Don't try to hero-code the full decoder. Instead, build a small analysis tool that:

  1. For each segment in every fixture event, runs the segment-0 Tran decoder (block-walk + RLE) and produces a cumulative trajectory of 508 deltas.
  2. Scores that trajectory against the BW ASCII truth for each of {Tran, Vert, Long, MicL} over the segment's sample range, starting from different anchor-byte candidates from the segment header.
  3. Reports which (channel, anchor-bytes-location) combination produces the lowest error for each segment.

If the rotation hypothesis is right, segment 0 should clearly score best against Tran, segment 1 against Vert, etc. The winning anchor-bytes-location will reveal which segment-header bytes encode the per-segment channel anchors.

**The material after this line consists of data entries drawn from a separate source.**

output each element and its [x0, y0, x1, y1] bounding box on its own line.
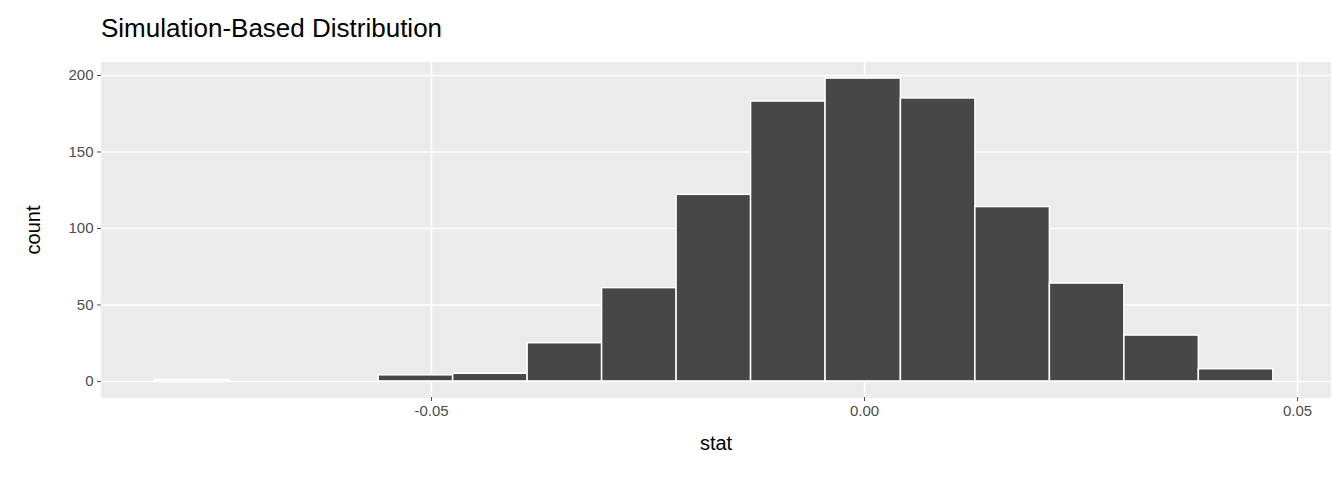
svg-text:200: 200: [68, 66, 93, 83]
svg-text:count: count: [22, 205, 44, 254]
svg-text:-0.05: -0.05: [414, 402, 448, 419]
svg-text:150: 150: [68, 143, 93, 160]
svg-text:0.05: 0.05: [1283, 402, 1312, 419]
svg-text:100: 100: [68, 219, 93, 236]
svg-text:50: 50: [77, 296, 94, 313]
svg-text:0: 0: [85, 372, 93, 389]
svg-text:0.00: 0.00: [850, 402, 879, 419]
html-text:Simulation-Based Distribution: Simulation-Based Distribution: [101, 13, 442, 43]
svg-text:stat: stat: [700, 432, 733, 454]
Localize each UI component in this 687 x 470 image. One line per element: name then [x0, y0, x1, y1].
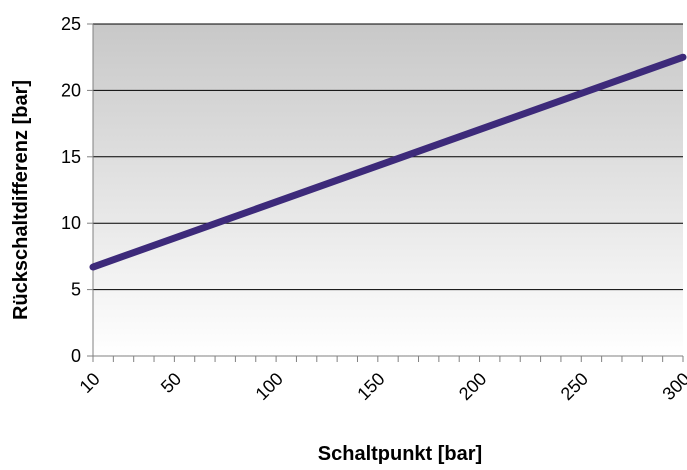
x-tick-label-10: 10 [76, 369, 104, 397]
series-group [89, 53, 687, 271]
x-tick-labels: 10 50 100 150 200 250 300 [76, 369, 687, 404]
y-tick-labels: 0 5 10 15 20 25 [61, 14, 81, 366]
y-tick-label-10: 10 [61, 213, 81, 233]
plot-area [93, 24, 683, 356]
y-tick-label-5: 5 [71, 280, 81, 300]
series-line-0 [89, 53, 687, 271]
x-tick-label-100: 100 [252, 369, 287, 404]
x-tick-label-50: 50 [157, 369, 185, 397]
x-tick-label-150: 150 [353, 369, 388, 404]
axes [87, 23, 684, 362]
x-axis-title: Schaltpunkt [bar] [318, 443, 482, 465]
y-tick-label-15: 15 [61, 147, 81, 167]
x-tick-label-250: 250 [557, 369, 592, 404]
y-tick-label-0: 0 [71, 346, 81, 366]
y-tick-label-20: 20 [61, 80, 81, 100]
y-axis-title: Rückschaltdifferenz [bar] [10, 80, 32, 320]
y-tick-label-25: 25 [61, 14, 81, 34]
x-tick-label-300: 300 [658, 369, 687, 404]
x-tick-label-200: 200 [455, 369, 490, 404]
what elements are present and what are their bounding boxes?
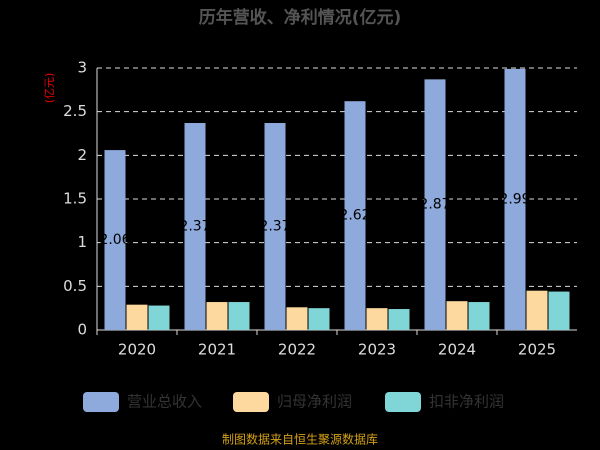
y-tick-label: 0 [77, 321, 87, 339]
x-tick-label: 2020 [118, 341, 156, 359]
chart-title: 历年营收、净利情况(亿元) [199, 7, 402, 28]
y-tick-label: 2.5 [63, 102, 87, 120]
y-tick-label: 0.5 [63, 277, 87, 295]
bar [228, 302, 250, 330]
bar [104, 150, 126, 330]
legend-swatch [83, 392, 119, 412]
bar [388, 309, 410, 330]
x-tick-label: 2022 [278, 341, 316, 359]
bar [468, 302, 490, 330]
bar [184, 123, 206, 331]
y-tick-label: 2 [77, 146, 87, 164]
bar [366, 308, 388, 330]
data-label: 2.87 [419, 197, 450, 213]
bar [344, 101, 366, 330]
bar [126, 304, 148, 330]
bar [264, 123, 286, 331]
data-label: 2.62 [339, 208, 370, 224]
legend-label: 营业总收入 [127, 393, 202, 411]
source-note: 制图数据来自恒生聚源数据库 [222, 432, 378, 447]
bar [548, 291, 570, 330]
bar [286, 307, 308, 330]
data-label: 2.99 [499, 191, 530, 207]
y-tick-label: 1 [77, 233, 87, 251]
bar [308, 308, 330, 330]
data-label: 2.37 [259, 219, 290, 235]
bar [206, 302, 228, 330]
y-axis-label: (亿元) [43, 73, 56, 104]
y-tick-label: 1.5 [63, 190, 87, 208]
x-tick-label: 2025 [518, 341, 556, 359]
legend-swatch [233, 392, 269, 412]
bar [446, 301, 468, 330]
x-tick-label: 2023 [358, 341, 396, 359]
data-label: 2.37 [179, 219, 210, 235]
bar [148, 305, 170, 330]
legend-swatch [385, 392, 421, 412]
legend-label: 扣非净利润 [429, 393, 504, 411]
legend-label: 归母净利润 [277, 393, 352, 411]
y-tick-label: 3 [77, 59, 87, 77]
x-tick-label: 2021 [198, 341, 236, 359]
bar [504, 68, 526, 330]
bar [424, 79, 446, 330]
data-label: 2.06 [99, 232, 130, 248]
bar [526, 290, 548, 330]
x-tick-label: 2024 [438, 341, 476, 359]
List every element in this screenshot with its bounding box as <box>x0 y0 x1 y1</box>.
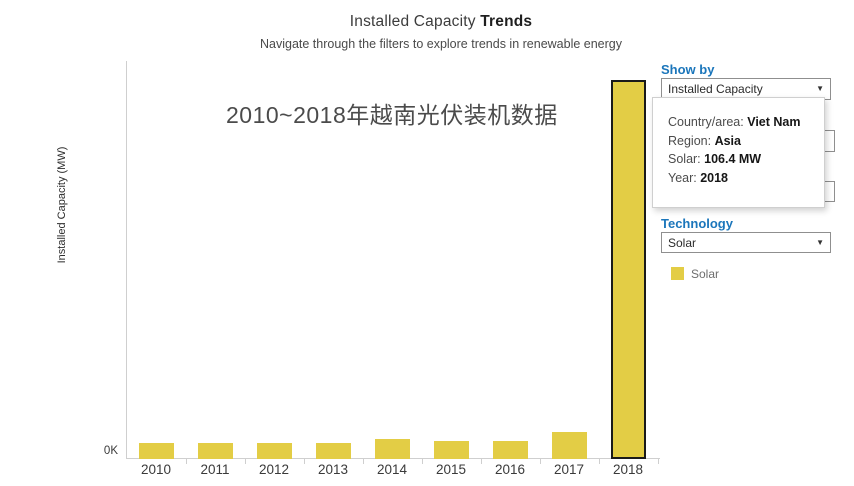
legend-swatch-solar <box>671 267 684 280</box>
y-tick-label-0k: 0K <box>103 445 118 457</box>
x-axis-tick <box>480 458 482 464</box>
tooltip: Country/area: Viet Nam Region: Asia Sola… <box>652 97 825 208</box>
y-axis-line <box>126 61 127 459</box>
x-axis-tick <box>657 458 659 464</box>
page-title: Installed Capacity Trends <box>0 13 854 31</box>
x-axis-tick <box>421 458 423 464</box>
tooltip-row-country: Country/area: Viet Nam <box>668 115 801 129</box>
technology-dropdown[interactable]: Solar ▼ <box>661 232 831 253</box>
x-tick-label-2011: 2011 <box>200 462 230 477</box>
x-tick-label-2018: 2018 <box>612 462 644 477</box>
legend-label-solar: Solar <box>691 267 720 281</box>
x-tick-label-2014: 2014 <box>376 462 408 477</box>
x-axis-tick <box>362 458 364 464</box>
x-tick-label-2010: 2010 <box>140 462 172 477</box>
page-subtitle: Navigate through the filters to explore … <box>259 37 623 51</box>
show-by-value: Installed Capacity <box>668 82 763 96</box>
technology-label: Technology <box>661 216 733 231</box>
tooltip-row-solar: Solar: 106.4 MW <box>668 152 762 166</box>
page-title-regular: Installed Capacity <box>349 13 481 30</box>
tooltip-row-region: Region: Asia <box>668 133 741 148</box>
bar-2017[interactable] <box>551 432 587 459</box>
show-by-label: Show by <box>661 62 715 77</box>
x-tick-label-2015: 2015 <box>435 462 467 477</box>
tooltip-row-year: Year: 2018 <box>668 170 729 185</box>
x-tick-label-2017: 2017 <box>553 462 585 477</box>
bar-2016[interactable] <box>492 441 528 459</box>
x-axis-tick <box>539 458 541 464</box>
x-tick-label-2012: 2012 <box>258 462 290 477</box>
bar-2014[interactable] <box>374 439 410 459</box>
x-tick-label-2016: 2016 <box>494 462 526 477</box>
bar-2018[interactable] <box>610 80 646 459</box>
page-title-bold: Trends <box>480 13 533 30</box>
bar-2012[interactable] <box>256 443 292 459</box>
chevron-down-icon: ▼ <box>816 84 824 93</box>
chevron-down-icon: ▼ <box>816 238 824 247</box>
x-axis-tick <box>244 458 246 464</box>
bar-2015[interactable] <box>433 441 469 459</box>
chart-annotation: 2010~2018年越南光伏装机数据 <box>226 102 558 128</box>
bar-2013[interactable] <box>315 443 351 459</box>
technology-value: Solar <box>668 236 697 250</box>
x-tick-label-2013: 2013 <box>317 462 349 477</box>
bar-2011[interactable] <box>197 443 233 459</box>
bar-2010[interactable] <box>138 443 174 459</box>
x-axis-tick <box>185 458 187 464</box>
x-axis-tick <box>303 458 305 464</box>
x-axis-tick <box>598 458 600 464</box>
y-axis-title: Installed Capacity (MW) <box>56 146 68 264</box>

If the rotation hypothesis is not right, the scorer will at least narrow down what segment 1 actually carries.

Test fixtures

Committed under tests/fixtures/:

  • decode-re-5-8-26/event-a..event-d/: original quiet bundle (4 events, PPV < 1 in/s). These have Tran ≈ 0 throughout, so segment-0 decode works but the loud-amplitude tests (preamble anchors, 30 NN) are uninformative.
  • 5-11-26/M529LL1A.{SP0,SS0,SV0}: loud bundle (PPV 6-7 in/s on all channels). These cracked the Tran codec.
  • 5-11-26/M529LL1L.{JQ0,V70}: targeted captures. JQ0 is Vert-heavy, V70 is Mic-heavy (140 dB). These cracked the 00 NN RLE rule.

Each fixture has a .TXT Blastware ASCII export as ground truth.

Tests

tests/test_waveform_codec.py (40 tests, all passing) locks in:

  • Block framing (5 tag types with correct lengths).
  • Walker contiguity (no gaps or overlaps).
  • Segment header parsing (counter monotonicity, fixed-pattern check).
  • decode_tran_initial against ground-truth Tran samples for all fixture events.

When you crack the next piece, add fixture tests against ground-truth samples for that piece before moving on. Don't let unverified code ship without a regression lock-in.